Interview Madizm (II)

Dix ans après ses débuts avec le label IV My People, Madizm a tout du producteur accompli : il vit de sa musique, gère les activités multiples de sa structure 707 TEAM, et son carnet d'adresses est bien rempli. Mais dans l'industrie du disque en 2007, tout ce qui brille n'est pas d'or. Entretien sans langue de bois, en direct de l'envers du décor.

11/03/2007 | Propos recueillis par JB

Interview : Madizm (II)Abcdr du son : Depuis notre première interview, en juillet 2003, tu as monté la structure 707 TEAM avec Secundo. Quelle en était la vocation ?

Madizm : J'en étais arrivé à un point où je tournais en rond et j'avais vraiment envie de faire sortir l'oiseau de sa cage. Avec Secundo, on ne s'est pas trop posé de question. Dès que ça a commencé à merder chez IV My People, on est parti sur la pointe des pieds et nous avons créé 707 sur les conseils d'un ancien de St Denis qui connaissait bien notre situation.

Il y avait une vocation administrative en premier lieu. Malgré la tonne de travail accumulée depuis 1998, notre statut ressemblait plus à celui d'un saltimbanque qu'autre chose. Pas de sécurité sociale parce que pas assez de cachets studios, pas de salaires à 90% du temps, pas souvent d'avances, tous les frais non remboursés (bouffes, disques, matos), des impôts qui te niquent ta race, etc. Le fait de créer une société te permet d'avoir un statut auprès des institutions mais aussi auprès de nos potentiels employeurs. Le côté administratif est très rébarbatif, mais ça vaut le coup. Au moins on a la possibilité de se rémunérer plus correctement qu'en étant simple employé de label indé. À l'époque ou je ne faisais que de la MPC, il était de bon augure de croire que les beatmakers comme moi ne sont bons qu'à taper sur des boutons. Il faut croire que non...

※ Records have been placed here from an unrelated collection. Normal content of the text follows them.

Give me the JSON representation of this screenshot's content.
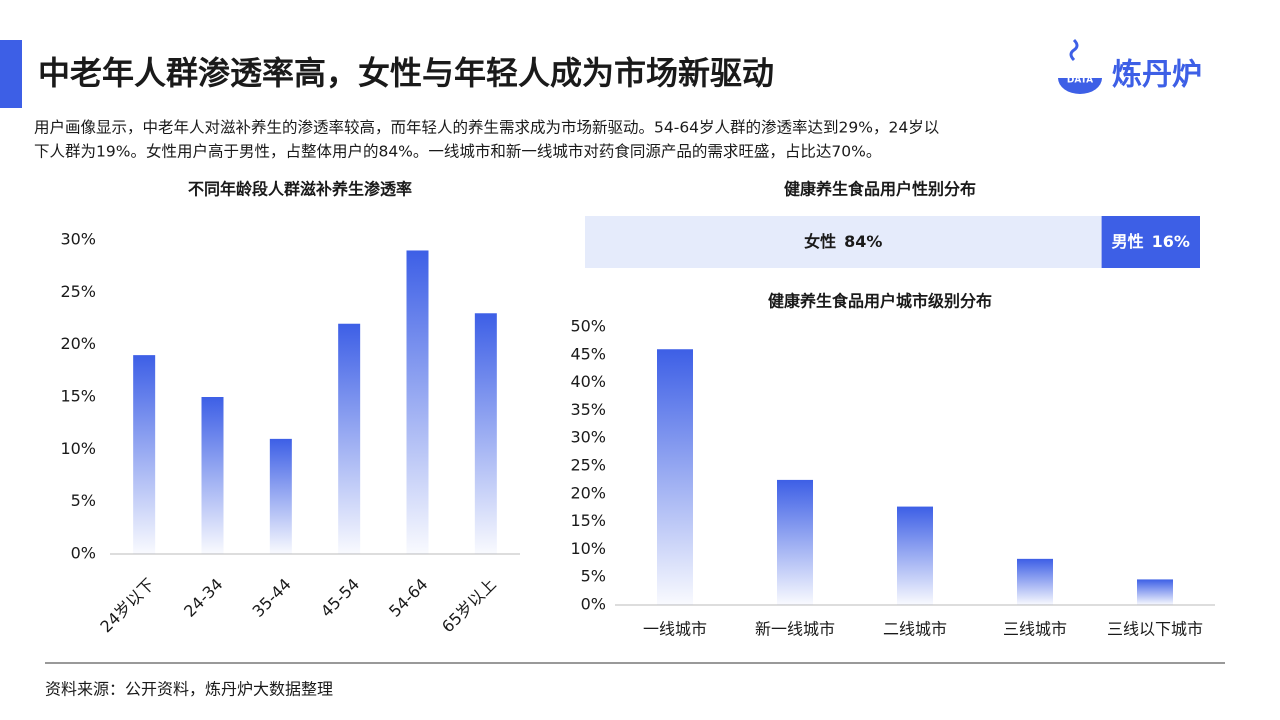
{
  "header": {
    "title": "中老年人群渗透率高，女性与年轻人成为市场新驱动",
    "logo": "炼丹炉",
    "logo_badge": "DATA"
  },
  "description": [
    "用户画像显示，中老年人对滋补养生的渗透率较高，而年轻人的养生需求成为市场新驱动。54-64岁人群的渗透率达到29%，24岁以",
    "下人群为19%。女性用户高于男性，占整体用户的84%。一线城市和新一线城市对药食同源产品的需求旺盛，占比达70%。"
  ],
  "source": "资料来源：公开资料，炼丹炉大数据整理",
  "chart_data": [
    {
      "type": "bar",
      "title": "不同年龄段人群滋补养生渗透率",
      "categories": [
        "24岁以下",
        "24-34",
        "35-44",
        "45-54",
        "54-64",
        "65岁以上"
      ],
      "values": [
        19,
        15,
        11,
        22,
        29,
        23
      ],
      "color": "#3d5fe6",
      "ylim": [
        0,
        30
      ],
      "yticks": [
        {
          "value": 0,
          "label": "0%"
        },
        {
          "value": 5,
          "label": "5%"
        },
        {
          "value": 10,
          "label": "10%"
        },
        {
          "value": 15,
          "label": "15%"
        },
        {
          "value": 20,
          "label": "20%"
        },
        {
          "value": 25,
          "label": "25%"
        },
        {
          "value": 30,
          "label": "30%"
        }
      ],
      "rotate_labels": true
    },
    {
      "type": "stacked_hbar",
      "title": "健康养生食品用户性别分布",
      "series": [
        {
          "name": "女性",
          "color": "#e5ebfb",
          "values": [
            84
          ],
          "value_labels": [
            "84%"
          ]
        },
        {
          "name": "男性",
          "color": "#3d5fe6",
          "values": [
            16
          ],
          "value_labels": [
            "16%"
          ]
        }
      ]
    },
    {
      "type": "bar",
      "title": "健康养生食品用户城市级别分布",
      "categories": [
        "一线城市",
        "新一线城市",
        "二线城市",
        "三线城市",
        "三线以下城市"
      ],
      "values": [
        46,
        22.5,
        17.7,
        8.3,
        4.6
      ],
      "color": "#3d5fe6",
      "ylim": [
        0,
        50
      ],
      "yticks": [
        {
          "value": 0,
          "label": "0%"
        },
        {
          "value": 5,
          "label": "5%"
        },
        {
          "value": 10,
          "label": "10%"
        },
        {
          "value": 15,
          "label": "15%"
        },
        {
          "value": 20,
          "label": "20%"
        },
        {
          "value": 25,
          "label": "25%"
        },
        {
          "value": 30,
          "label": "30%"
        },
        {
          "value": 35,
          "label": "35%"
        },
        {
          "value": 40,
          "label": "40%"
        },
        {
          "value": 45,
          "label": "45%"
        },
        {
          "value": 50,
          "label": "50%"
        }
      ],
      "rotate_labels": false
    }
  ]
}
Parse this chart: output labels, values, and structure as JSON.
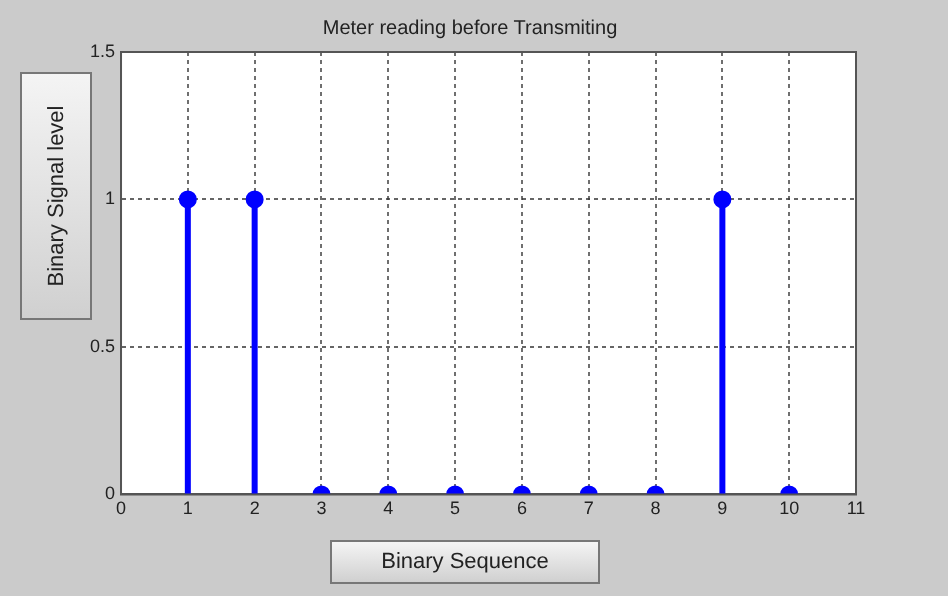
{
  "chart_data": {
    "type": "lollipop",
    "title": "Meter reading before Transmiting",
    "xlabel": "Binary Sequence",
    "ylabel": "Binary Signal level",
    "x": [
      1,
      2,
      3,
      4,
      5,
      6,
      7,
      8,
      9,
      10
    ],
    "values": [
      1,
      1,
      0,
      0,
      0,
      0,
      0,
      0,
      1,
      0
    ],
    "color": "#0000ff",
    "marker": "circle",
    "grid": true,
    "legend": false,
    "xlim": [
      0,
      11
    ],
    "xticks": [
      0,
      1,
      2,
      3,
      4,
      5,
      6,
      7,
      8,
      9,
      10,
      11
    ],
    "ylim": [
      0,
      1.5
    ],
    "yticks": [
      0,
      0.5,
      1,
      1.5
    ]
  }
}
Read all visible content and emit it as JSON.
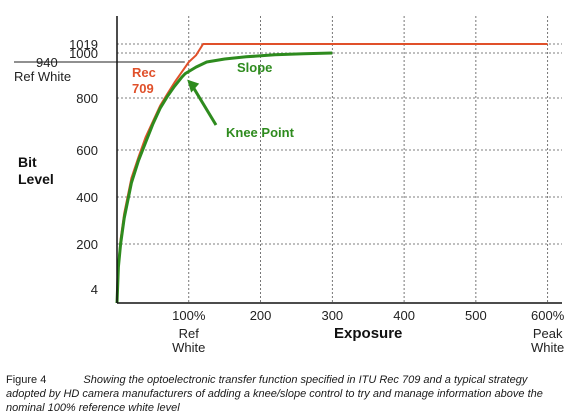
{
  "chart_data": {
    "type": "line",
    "xlabel": "Exposure",
    "ylabel_lines": [
      "Bit",
      "Level"
    ],
    "x_ticks": [
      {
        "value": 100,
        "label": "100%",
        "sub": [
          "Ref",
          "White"
        ]
      },
      {
        "value": 200,
        "label": "200",
        "sub": []
      },
      {
        "value": 300,
        "label": "300",
        "sub": []
      },
      {
        "value": 400,
        "label": "400",
        "sub": []
      },
      {
        "value": 500,
        "label": "500",
        "sub": []
      },
      {
        "value": 600,
        "label": "600%",
        "sub": [
          "Peak",
          "White"
        ]
      }
    ],
    "y_ticks": [
      {
        "value": 4,
        "label": "4"
      },
      {
        "value": 200,
        "label": "200"
      },
      {
        "value": 400,
        "label": "400"
      },
      {
        "value": 600,
        "label": "600"
      },
      {
        "value": 800,
        "label": "800"
      },
      {
        "value": 1000,
        "label": "1000"
      },
      {
        "value": 1019,
        "label": "1019"
      }
    ],
    "ref_white": {
      "value": 940,
      "label_lines": [
        "940",
        "Ref White"
      ]
    },
    "xlim": [
      0,
      620
    ],
    "ylim": [
      0,
      1080
    ],
    "series": [
      {
        "name": "Rec 709",
        "label_lines": [
          "Rec",
          "709"
        ],
        "color": "#e0502a",
        "x": [
          0,
          2,
          5,
          10,
          20,
          30,
          40,
          50,
          60,
          70,
          80,
          90,
          100,
          110,
          120,
          600
        ],
        "y": [
          0,
          110,
          220,
          330,
          480,
          570,
          650,
          710,
          770,
          815,
          860,
          900,
          940,
          985,
          1019,
          1019
        ]
      },
      {
        "name": "Slope",
        "color": "#2e8b1e",
        "x": [
          0,
          2,
          5,
          10,
          20,
          30,
          40,
          50,
          60,
          70,
          80,
          90,
          95,
          110,
          125,
          150,
          180,
          220,
          260,
          300
        ],
        "y": [
          0,
          100,
          200,
          310,
          460,
          555,
          630,
          700,
          760,
          805,
          845,
          880,
          895,
          920,
          940,
          960,
          975,
          988,
          995,
          1000
        ]
      }
    ],
    "annotation": {
      "label": "Knee Point",
      "x": 95,
      "y": 895,
      "color": "#2e8b1e"
    }
  },
  "caption": {
    "figure_label": "Figure 4",
    "text": "Showing the optoelectronic transfer function specified in ITU Rec 709 and  a typical strategy adopted by HD camera manufacturers of adding a knee/slope control to try and manage information above the nominal 100% reference white level"
  }
}
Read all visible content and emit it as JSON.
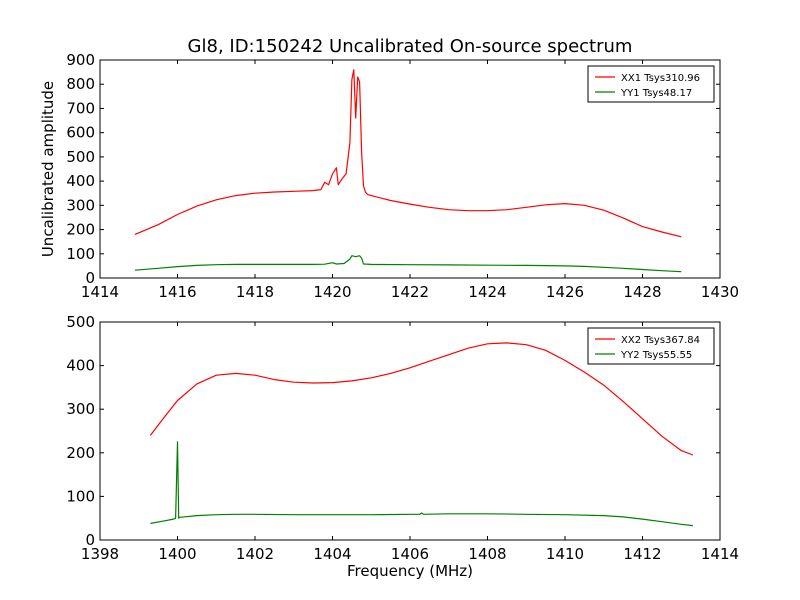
{
  "figure_title": "Gl8, ID:150242 Uncalibrated On-source spectrum",
  "chart_data": [
    {
      "type": "line",
      "title": "Gl8, ID:150242 Uncalibrated On-source spectrum",
      "xlabel": "",
      "ylabel": "Uncalibrated amplitude",
      "xlim": [
        1414,
        1430
      ],
      "ylim": [
        0,
        900
      ],
      "xticks": [
        "1414",
        "1416",
        "1418",
        "1420",
        "1422",
        "1424",
        "1426",
        "1428",
        "1430"
      ],
      "yticks": [
        "0",
        "100",
        "200",
        "300",
        "400",
        "500",
        "600",
        "700",
        "800",
        "900"
      ],
      "grid": false,
      "legend_position": "top-right",
      "series": [
        {
          "name": "XX1 Tsys310.96",
          "color": "#ff0000",
          "x": [
            1414.9,
            1415.5,
            1416.0,
            1416.5,
            1417.0,
            1417.5,
            1418.0,
            1418.5,
            1419.0,
            1419.5,
            1419.7,
            1419.8,
            1419.9,
            1420.0,
            1420.1,
            1420.15,
            1420.25,
            1420.35,
            1420.45,
            1420.5,
            1420.55,
            1420.6,
            1420.65,
            1420.7,
            1420.75,
            1420.8,
            1420.85,
            1420.9,
            1421.0,
            1421.5,
            1422.0,
            1422.5,
            1423.0,
            1423.5,
            1424.0,
            1424.5,
            1425.0,
            1425.5,
            1426.0,
            1426.5,
            1427.0,
            1427.5,
            1428.0,
            1428.5,
            1429.0
          ],
          "values": [
            180,
            220,
            262,
            297,
            323,
            340,
            350,
            355,
            358,
            361,
            365,
            395,
            385,
            430,
            455,
            385,
            410,
            430,
            560,
            820,
            860,
            660,
            830,
            810,
            520,
            380,
            355,
            345,
            340,
            320,
            305,
            292,
            282,
            278,
            278,
            282,
            292,
            302,
            307,
            300,
            280,
            248,
            212,
            190,
            170
          ]
        },
        {
          "name": "YY1 Tsys48.17",
          "color": "#008000",
          "x": [
            1414.9,
            1415.5,
            1416.0,
            1416.5,
            1417.0,
            1417.5,
            1418.0,
            1418.5,
            1419.0,
            1419.5,
            1419.8,
            1420.0,
            1420.1,
            1420.3,
            1420.45,
            1420.5,
            1420.6,
            1420.7,
            1420.75,
            1420.8,
            1421.0,
            1422.0,
            1423.0,
            1424.0,
            1425.0,
            1426.0,
            1426.5,
            1427.0,
            1427.5,
            1428.0,
            1428.5,
            1429.0
          ],
          "values": [
            32,
            40,
            47,
            52,
            55,
            56,
            56,
            56,
            56,
            56,
            57,
            63,
            58,
            60,
            78,
            92,
            88,
            92,
            82,
            58,
            56,
            55,
            54,
            53,
            52,
            50,
            48,
            44,
            40,
            35,
            30,
            26
          ]
        }
      ]
    },
    {
      "type": "line",
      "title": "",
      "xlabel": "Frequency (MHz)",
      "ylabel": "",
      "xlim": [
        1398,
        1414
      ],
      "ylim": [
        0,
        500
      ],
      "xticks": [
        "1398",
        "1400",
        "1402",
        "1404",
        "1406",
        "1408",
        "1410",
        "1412",
        "1414"
      ],
      "yticks": [
        "0",
        "100",
        "200",
        "300",
        "400",
        "500"
      ],
      "grid": false,
      "legend_position": "top-right",
      "series": [
        {
          "name": "XX2 Tsys367.84",
          "color": "#ff0000",
          "x": [
            1399.3,
            1399.6,
            1400.0,
            1400.5,
            1401.0,
            1401.5,
            1402.0,
            1402.5,
            1403.0,
            1403.5,
            1404.0,
            1404.5,
            1405.0,
            1405.5,
            1406.0,
            1406.5,
            1407.0,
            1407.5,
            1408.0,
            1408.5,
            1409.0,
            1409.5,
            1410.0,
            1410.5,
            1411.0,
            1411.5,
            1412.0,
            1412.5,
            1413.0,
            1413.3
          ],
          "values": [
            240,
            275,
            320,
            358,
            378,
            382,
            378,
            368,
            362,
            360,
            361,
            365,
            372,
            382,
            395,
            410,
            425,
            440,
            450,
            452,
            448,
            435,
            412,
            385,
            355,
            318,
            278,
            238,
            205,
            195
          ]
        },
        {
          "name": "YY2 Tsys55.55",
          "color": "#008000",
          "x": [
            1399.3,
            1399.6,
            1399.9,
            1399.95,
            1400.0,
            1400.03,
            1400.06,
            1400.5,
            1401.0,
            1401.5,
            1402.0,
            1403.0,
            1404.0,
            1405.0,
            1406.0,
            1406.25,
            1406.3,
            1406.35,
            1407.0,
            1408.0,
            1409.0,
            1410.0,
            1411.0,
            1411.5,
            1412.0,
            1412.5,
            1413.0,
            1413.3
          ],
          "values": [
            38,
            43,
            48,
            50,
            225,
            50,
            52,
            56,
            58,
            59,
            59,
            58,
            58,
            58,
            59,
            59,
            62,
            59,
            60,
            60,
            59,
            58,
            56,
            53,
            48,
            42,
            36,
            33
          ]
        }
      ]
    }
  ]
}
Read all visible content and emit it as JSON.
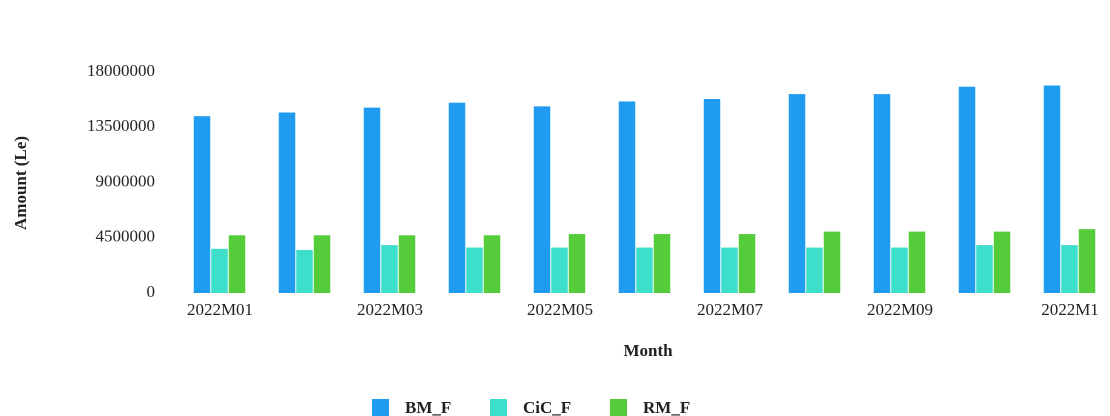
{
  "chart_data": {
    "type": "bar",
    "x_label": "Month",
    "y_label": "Amount (Le)",
    "categories": [
      "2022M01",
      null,
      "2022M03",
      null,
      "2022M05",
      null,
      "2022M07",
      null,
      "2022M09",
      null,
      "2022M1"
    ],
    "series": [
      {
        "name": "BM_F",
        "color": "#1f9bf0",
        "values": [
          14400000,
          14700000,
          15100000,
          15500000,
          15200000,
          15600000,
          15800000,
          16200000,
          16200000,
          16800000,
          16900000
        ]
      },
      {
        "name": "CiC_F",
        "color": "#3ddfcb",
        "values": [
          3600000,
          3500000,
          3900000,
          3700000,
          3700000,
          3700000,
          3700000,
          3700000,
          3700000,
          3900000,
          3900000
        ]
      },
      {
        "name": "RM_F",
        "color": "#55cc3a",
        "values": [
          4700000,
          4700000,
          4700000,
          4700000,
          4800000,
          4800000,
          4800000,
          5000000,
          5000000,
          5000000,
          5200000
        ]
      }
    ],
    "ylim": [
      0,
      18000000
    ],
    "yticks": [
      0,
      4500000,
      9000000,
      13500000,
      18000000
    ],
    "grid": false,
    "legend": "bottom"
  }
}
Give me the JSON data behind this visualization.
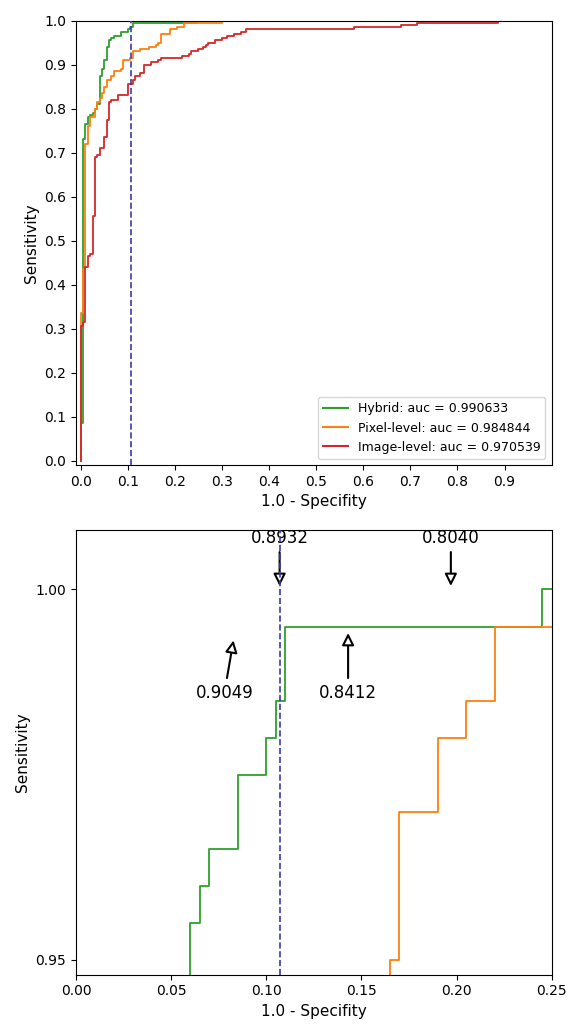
{
  "xlabel": "1.0 - Specifity",
  "ylabel": "Sensitivity",
  "legend_labels": [
    "Hybrid: auc = 0.990633",
    "Pixel-level: auc = 0.984844",
    "Image-level: auc = 0.970539"
  ],
  "colors": [
    "#2ca02c",
    "#ff7f0e",
    "#d62728"
  ],
  "dashed_line_x": 0.107,
  "dashed_line_color": "#3a3aaa",
  "zoom_xlim": [
    0.0,
    0.25
  ],
  "zoom_ylim": [
    0.948,
    1.008
  ],
  "zoom_yticks": [
    0.95,
    1.0
  ],
  "zoom_xticks": [
    0.0,
    0.05,
    0.1,
    0.15,
    0.2,
    0.25
  ],
  "full_xlim": [
    -0.01,
    1.0
  ],
  "full_ylim": [
    -0.01,
    1.0
  ],
  "full_xticks": [
    0.0,
    0.1,
    0.2,
    0.3,
    0.4,
    0.5,
    0.6,
    0.7,
    0.8,
    0.9
  ],
  "full_yticks": [
    0.0,
    0.1,
    0.2,
    0.3,
    0.4,
    0.5,
    0.6,
    0.7,
    0.8,
    0.9,
    1.0
  ]
}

La troisième vocation, elle est thérapeutique. Avec mon collègue, on a été des quasi-esclaves pendant 5 ans. Pour quoi au final ? Des queues de cerises. Attention, je ne suis pas à plaindre non plus, j'ai réussi à survivre sans trop de problème. Mais c'est plus grâce à mon instinct de survie que grâce aux gens avec qui j'ai collaboré. Quand j'ai commencé à faire le point en 2004, le tableau était très gris. Je ne rentrerai pas dans les détails, je le réserve pour un film ou un bouquin si je fais banqueroute. Mais en gros, 4MP c'était plus une agence de voyage genre F.R.A.M...

Comme une agence de voyage te vend du rêve, 4MP vendait du rêve. Ca n'a l'air de rien écrit comme ça, mais quand c'est toi l'âne, c'est toujours dur à vivre.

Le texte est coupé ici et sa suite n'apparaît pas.